• http://twitter.com/halfbrown halfbrown

    It looks like the method to do this used the Query String, so it should be easy enough for Google to (at the very least) sift through the log files to see who had been using this bug for taking out competitors. Assuming, that is, that you *had* to be logged into your GWT account as the article says.

  • http://www.webdesigncompany.net melvinram

    @halfbrown Well I’m assuming you had to be logged in *a* GWT account, not necessarily one associated with your main sites. It’s crazy what could be done with this nuclear weapon.

  • http://www.esotech.org geilt

    Holy crap. Imagine how long this could have been going on without being reported? Could explain or some unexpected losses in high powered industry that rely a lot on Blackhat like Insurance or Auto.

    Am amazed they dont require a hash string or authentication to submit that stuff.

  • http://www.seroundtable.com/ Barry Schwartz

    This is why I didn’t cover it here until Google removed the feature or fixed the bug.

  • http://www.modulussystems.com Arjun Sandhu

    Barry/James – seriously? Wow! Did you try removing a site that wasn’t verified by you and did it work? I’m thinking – what if someone removed BBC or Facebook etc? That would make global news! You have no idea of the magnitude of the favour you’ve done Google. I’m looking forward to your reply – did you try removing a url?

  • iKiks

    Any idea what happens now if a site owner really wants to remove pages, sites or sub domains. I think we need to know what steps to take.

  • http://www.modulussystems.com Arjun Sandhu

    Just read on James’ post that the url actually did disappear off Google.

  • http://www.seroundtable.com/ Barry Schwartz

    Arjun, I did not but James did.

    ikiks, I am told Google disables the removal tool, which I wrote above. So nothing will happen, it won’t let you.

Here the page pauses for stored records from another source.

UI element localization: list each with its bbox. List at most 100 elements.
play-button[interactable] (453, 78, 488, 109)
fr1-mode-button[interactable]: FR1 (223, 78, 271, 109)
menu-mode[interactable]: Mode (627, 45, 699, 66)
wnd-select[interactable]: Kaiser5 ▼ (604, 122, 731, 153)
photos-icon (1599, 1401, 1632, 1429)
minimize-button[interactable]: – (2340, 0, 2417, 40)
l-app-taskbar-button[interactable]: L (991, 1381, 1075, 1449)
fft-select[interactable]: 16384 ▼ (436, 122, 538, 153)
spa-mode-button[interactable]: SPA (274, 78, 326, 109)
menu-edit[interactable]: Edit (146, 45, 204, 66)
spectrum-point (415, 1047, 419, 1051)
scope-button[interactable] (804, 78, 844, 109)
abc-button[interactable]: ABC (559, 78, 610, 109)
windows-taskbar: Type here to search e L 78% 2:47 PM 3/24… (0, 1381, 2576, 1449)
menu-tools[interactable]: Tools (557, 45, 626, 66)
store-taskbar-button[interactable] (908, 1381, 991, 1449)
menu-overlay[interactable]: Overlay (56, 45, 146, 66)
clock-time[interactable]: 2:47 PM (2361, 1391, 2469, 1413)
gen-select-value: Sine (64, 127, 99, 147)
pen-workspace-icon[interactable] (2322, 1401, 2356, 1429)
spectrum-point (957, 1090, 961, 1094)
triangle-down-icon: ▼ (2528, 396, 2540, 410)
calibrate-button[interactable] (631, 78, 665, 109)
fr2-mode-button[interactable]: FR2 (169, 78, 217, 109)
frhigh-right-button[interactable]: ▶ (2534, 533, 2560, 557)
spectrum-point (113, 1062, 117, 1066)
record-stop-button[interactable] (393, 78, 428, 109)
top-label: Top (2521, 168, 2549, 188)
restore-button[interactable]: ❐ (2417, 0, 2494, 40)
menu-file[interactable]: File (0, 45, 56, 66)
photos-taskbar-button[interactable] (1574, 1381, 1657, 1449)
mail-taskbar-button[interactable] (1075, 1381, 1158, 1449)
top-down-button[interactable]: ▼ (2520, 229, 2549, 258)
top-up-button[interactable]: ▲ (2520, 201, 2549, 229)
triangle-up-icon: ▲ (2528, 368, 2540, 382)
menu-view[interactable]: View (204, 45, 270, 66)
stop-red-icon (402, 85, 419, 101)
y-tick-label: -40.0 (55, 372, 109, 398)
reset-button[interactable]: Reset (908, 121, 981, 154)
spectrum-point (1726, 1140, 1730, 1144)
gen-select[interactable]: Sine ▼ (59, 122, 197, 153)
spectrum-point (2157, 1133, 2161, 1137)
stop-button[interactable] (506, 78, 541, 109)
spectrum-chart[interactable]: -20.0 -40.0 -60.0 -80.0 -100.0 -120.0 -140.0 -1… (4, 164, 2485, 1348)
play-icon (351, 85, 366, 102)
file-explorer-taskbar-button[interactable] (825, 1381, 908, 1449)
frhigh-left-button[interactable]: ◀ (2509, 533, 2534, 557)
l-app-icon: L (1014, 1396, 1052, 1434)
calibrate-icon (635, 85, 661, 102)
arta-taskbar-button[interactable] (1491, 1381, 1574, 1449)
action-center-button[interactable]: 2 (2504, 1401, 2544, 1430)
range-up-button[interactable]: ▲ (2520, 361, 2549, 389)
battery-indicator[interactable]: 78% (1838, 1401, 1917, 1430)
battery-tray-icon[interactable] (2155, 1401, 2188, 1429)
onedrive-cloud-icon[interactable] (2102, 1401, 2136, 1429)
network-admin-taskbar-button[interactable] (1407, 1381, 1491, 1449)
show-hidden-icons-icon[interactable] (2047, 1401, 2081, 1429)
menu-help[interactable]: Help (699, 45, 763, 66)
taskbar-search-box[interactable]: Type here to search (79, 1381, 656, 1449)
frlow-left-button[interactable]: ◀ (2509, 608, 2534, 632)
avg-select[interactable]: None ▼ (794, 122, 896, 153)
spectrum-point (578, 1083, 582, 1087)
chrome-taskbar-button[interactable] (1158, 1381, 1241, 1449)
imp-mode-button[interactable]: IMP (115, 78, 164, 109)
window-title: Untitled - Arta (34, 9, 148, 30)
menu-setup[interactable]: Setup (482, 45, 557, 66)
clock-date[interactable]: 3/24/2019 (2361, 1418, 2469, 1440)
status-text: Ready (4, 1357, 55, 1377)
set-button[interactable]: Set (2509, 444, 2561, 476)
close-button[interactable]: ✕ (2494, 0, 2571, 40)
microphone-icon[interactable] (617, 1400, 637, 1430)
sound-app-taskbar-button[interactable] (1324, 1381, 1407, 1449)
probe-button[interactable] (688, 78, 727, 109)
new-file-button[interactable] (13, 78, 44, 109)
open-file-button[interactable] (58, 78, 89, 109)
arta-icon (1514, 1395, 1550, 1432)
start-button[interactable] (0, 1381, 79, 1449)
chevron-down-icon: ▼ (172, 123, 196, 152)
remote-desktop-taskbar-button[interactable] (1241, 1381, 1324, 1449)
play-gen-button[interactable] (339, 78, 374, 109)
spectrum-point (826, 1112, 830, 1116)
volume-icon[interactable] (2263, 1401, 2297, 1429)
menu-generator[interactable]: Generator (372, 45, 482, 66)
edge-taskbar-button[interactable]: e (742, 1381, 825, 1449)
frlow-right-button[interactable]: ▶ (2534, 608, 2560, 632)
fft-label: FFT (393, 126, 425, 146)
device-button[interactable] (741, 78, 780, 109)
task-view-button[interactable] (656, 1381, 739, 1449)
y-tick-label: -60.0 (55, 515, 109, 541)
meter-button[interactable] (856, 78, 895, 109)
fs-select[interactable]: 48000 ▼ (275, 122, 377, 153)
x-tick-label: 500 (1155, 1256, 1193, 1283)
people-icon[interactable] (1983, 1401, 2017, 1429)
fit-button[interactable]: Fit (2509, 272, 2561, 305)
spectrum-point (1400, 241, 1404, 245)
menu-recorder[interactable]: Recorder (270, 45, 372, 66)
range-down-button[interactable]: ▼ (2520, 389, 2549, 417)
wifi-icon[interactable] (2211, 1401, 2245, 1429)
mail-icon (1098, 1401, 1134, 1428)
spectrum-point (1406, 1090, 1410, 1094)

  • http://www.stream20.com Donal

    Great spot James/Barry, I can imagine some large ethically challenged companies getting an unrelated bedroom coder to block their competition for them.

  • http://www.wptransfers.com Mihai Alexandru

    i just tried it and it still worked for me
    still showed the remove button

  • http://magicallinux.blogspot.com/ Andy Pieters

    Well, it’s a good thing then that the RFC states that GET requests should be safe…

    http://www.w3.org/Protocols/rfc2616/rfc2616-sec9.html

  • R.M.

    Well done, You have just ruined my advantage, Why spill?